Un avion de Royal Air Maroc rapatriant des ressortissants marocains depuis Wuhan, en Chine, à l’aéroport de Benslimane, le 2 février 2020.
Selon la presse locale, ils sont plus de 32000 touristes, étudiants ou hommes d’affaires à ne pas pouvoir rentrer dans leur pays du fait de la suspension des liaisons aériennes.

Des milliers de Marocains bloqués à l’étranger depuis la suspension des liaisons aériennes vers le royaume multiplient les appels à l’aide, avec lettres ouvertes aux plus hautes autorités de leur pays et campagnes sur les réseaux sociaux.

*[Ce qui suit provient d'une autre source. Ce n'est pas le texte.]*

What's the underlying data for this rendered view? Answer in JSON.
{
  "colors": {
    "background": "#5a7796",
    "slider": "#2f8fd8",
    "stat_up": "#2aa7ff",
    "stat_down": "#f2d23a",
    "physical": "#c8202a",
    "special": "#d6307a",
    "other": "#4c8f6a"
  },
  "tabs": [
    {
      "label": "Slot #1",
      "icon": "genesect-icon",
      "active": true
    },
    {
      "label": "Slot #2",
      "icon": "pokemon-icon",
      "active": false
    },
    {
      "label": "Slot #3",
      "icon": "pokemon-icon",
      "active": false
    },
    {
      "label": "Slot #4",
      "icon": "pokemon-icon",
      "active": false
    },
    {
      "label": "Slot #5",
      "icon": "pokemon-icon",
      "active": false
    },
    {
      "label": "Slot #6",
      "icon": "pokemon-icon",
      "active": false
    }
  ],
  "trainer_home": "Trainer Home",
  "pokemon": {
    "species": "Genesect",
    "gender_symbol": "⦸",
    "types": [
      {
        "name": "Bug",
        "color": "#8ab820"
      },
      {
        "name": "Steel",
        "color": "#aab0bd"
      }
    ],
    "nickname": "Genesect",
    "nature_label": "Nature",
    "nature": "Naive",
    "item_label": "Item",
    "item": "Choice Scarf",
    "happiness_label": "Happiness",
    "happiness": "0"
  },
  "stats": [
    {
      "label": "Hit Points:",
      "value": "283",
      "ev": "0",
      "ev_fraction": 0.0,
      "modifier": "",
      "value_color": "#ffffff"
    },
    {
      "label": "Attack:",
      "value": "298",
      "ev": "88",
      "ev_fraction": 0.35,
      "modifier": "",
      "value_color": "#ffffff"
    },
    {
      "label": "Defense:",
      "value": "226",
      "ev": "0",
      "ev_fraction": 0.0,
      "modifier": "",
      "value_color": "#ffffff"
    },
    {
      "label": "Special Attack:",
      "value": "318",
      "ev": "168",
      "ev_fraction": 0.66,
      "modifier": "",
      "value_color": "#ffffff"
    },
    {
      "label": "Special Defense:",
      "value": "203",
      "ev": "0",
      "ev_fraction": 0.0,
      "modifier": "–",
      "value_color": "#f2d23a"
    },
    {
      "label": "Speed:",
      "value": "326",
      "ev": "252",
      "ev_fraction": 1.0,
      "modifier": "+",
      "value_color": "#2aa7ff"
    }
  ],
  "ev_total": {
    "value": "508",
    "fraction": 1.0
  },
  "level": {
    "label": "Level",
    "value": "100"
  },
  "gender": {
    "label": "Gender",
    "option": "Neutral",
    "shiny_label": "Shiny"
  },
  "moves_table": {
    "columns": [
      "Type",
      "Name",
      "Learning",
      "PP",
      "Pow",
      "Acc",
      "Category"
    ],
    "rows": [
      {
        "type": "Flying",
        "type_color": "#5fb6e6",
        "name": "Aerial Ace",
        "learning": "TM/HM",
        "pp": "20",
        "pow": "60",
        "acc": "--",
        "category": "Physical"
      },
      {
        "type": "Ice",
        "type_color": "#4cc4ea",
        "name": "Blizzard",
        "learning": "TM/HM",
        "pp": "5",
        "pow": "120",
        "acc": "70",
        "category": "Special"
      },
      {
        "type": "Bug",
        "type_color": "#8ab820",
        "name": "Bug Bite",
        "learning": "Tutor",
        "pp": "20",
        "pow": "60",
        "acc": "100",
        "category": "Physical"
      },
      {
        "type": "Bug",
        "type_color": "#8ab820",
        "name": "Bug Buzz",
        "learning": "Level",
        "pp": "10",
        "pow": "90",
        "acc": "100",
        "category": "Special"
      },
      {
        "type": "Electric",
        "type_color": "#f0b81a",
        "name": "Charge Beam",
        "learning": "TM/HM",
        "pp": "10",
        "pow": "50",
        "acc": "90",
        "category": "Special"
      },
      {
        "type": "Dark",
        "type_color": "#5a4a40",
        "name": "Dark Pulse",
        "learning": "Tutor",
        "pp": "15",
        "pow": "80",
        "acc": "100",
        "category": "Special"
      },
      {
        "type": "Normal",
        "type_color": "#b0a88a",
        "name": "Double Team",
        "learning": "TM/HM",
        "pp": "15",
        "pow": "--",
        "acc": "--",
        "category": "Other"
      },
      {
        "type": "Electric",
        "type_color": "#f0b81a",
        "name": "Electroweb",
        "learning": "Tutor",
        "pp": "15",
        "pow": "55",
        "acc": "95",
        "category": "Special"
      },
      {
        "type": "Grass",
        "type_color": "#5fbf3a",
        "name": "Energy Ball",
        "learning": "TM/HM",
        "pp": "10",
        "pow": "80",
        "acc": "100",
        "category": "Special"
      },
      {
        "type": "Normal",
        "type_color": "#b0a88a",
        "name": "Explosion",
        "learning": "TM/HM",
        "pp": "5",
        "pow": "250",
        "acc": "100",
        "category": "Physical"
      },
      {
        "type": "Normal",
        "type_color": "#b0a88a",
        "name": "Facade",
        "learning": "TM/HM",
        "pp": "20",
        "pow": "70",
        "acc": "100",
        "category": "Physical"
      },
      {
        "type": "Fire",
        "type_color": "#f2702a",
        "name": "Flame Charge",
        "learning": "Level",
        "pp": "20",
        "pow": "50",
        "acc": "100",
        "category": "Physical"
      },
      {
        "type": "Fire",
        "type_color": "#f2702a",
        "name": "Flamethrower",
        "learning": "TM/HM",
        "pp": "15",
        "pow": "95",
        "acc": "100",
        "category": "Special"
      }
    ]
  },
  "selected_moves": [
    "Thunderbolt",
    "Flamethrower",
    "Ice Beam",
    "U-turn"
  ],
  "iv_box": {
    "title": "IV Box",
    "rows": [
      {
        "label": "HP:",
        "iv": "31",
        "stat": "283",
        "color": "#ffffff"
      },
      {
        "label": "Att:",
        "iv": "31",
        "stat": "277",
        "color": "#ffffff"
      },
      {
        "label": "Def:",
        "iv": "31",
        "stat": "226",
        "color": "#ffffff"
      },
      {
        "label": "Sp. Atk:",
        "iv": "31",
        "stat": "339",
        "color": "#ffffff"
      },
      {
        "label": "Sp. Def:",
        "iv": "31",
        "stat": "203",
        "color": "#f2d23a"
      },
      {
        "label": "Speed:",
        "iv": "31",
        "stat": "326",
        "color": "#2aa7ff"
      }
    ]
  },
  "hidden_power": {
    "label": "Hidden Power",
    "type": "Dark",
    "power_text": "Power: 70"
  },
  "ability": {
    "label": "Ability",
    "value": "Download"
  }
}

Le Maroc a bouclé à la mi-mars ses frontières et suspendu tous ses vols internationaux pour endiguer la propagation de l’épidémie liée au coronavirus. Des vols spéciaux ont permis de rapatrier les milliers de touristes bloqués au Maroc, mais les Marocains se trouvant à l’étranger n’ont, eux, pas pu regagner leur pays. Selon la presse locale, ils sont plusieurs milliers  de touristes, étudiants ou hommes d’affaires dans cette situation, avec de gros contingents en France, en Turquie et en Espagne. Certains sont notamment coincés dans les enclaves espagnoles de Ceuta et Melilla, seules frontières terrestres de l’Union européenne (UE) avec l’Afrique.
« Nous arrivons aujourd’hui à l’épuisement de nos ressources financières et notre santé mentale se dégrade », ont récemment écrit, dans une lettre adressée au roi Mohammed VI, des Marocains « bloqués en France, en Espagne, au Canada, en Belgique, en Suisse, en Thaïlande et dans d’autres pays ». « Nous ne sommes plus en mesure de continuer à vivre dignement dans un pays qui n’est pas le nôtre. A cela s’ajoute la souffrance d’être séparés de nos femmes, de nos maris et de nos enfants en bas âge », témoignent-ils dans cette lettre ouverte.
« Notre situation ne cesse de se dégrader »
Dans une pétition adressée au gouvernement marocain et signée par plus de 25000 personnes, d’autres alertent sur leur « situation de plus en plus précaire avec la hausse des restrictions imposées par la pandémie ». « Nous avons l’impression que notre patrie nous a oubliés ou, pire, rejetés […] Notre situation ne cesse de se dégrader jour après jour dans l’indifférence collective », est-il écrit dans cette pétition.

Les services consulaires marocains ont annoncé avoir mis en place des « cellules d’accompagnement » et pris en charge les frais d’hébergement pour certains. Mais aucune annonce de rapatriement n’a été faite, la priorité des autorités marocaines étant jusqu’à présent de limiter le risque de contagion, selon les informations obtenues par l’AFP de source diplomatique.

Le nombre total de cas officiellement déclarés au Maroc depuis l’apparition de la pandémie était de 1763 mardi 14 avril, avec 126 décès.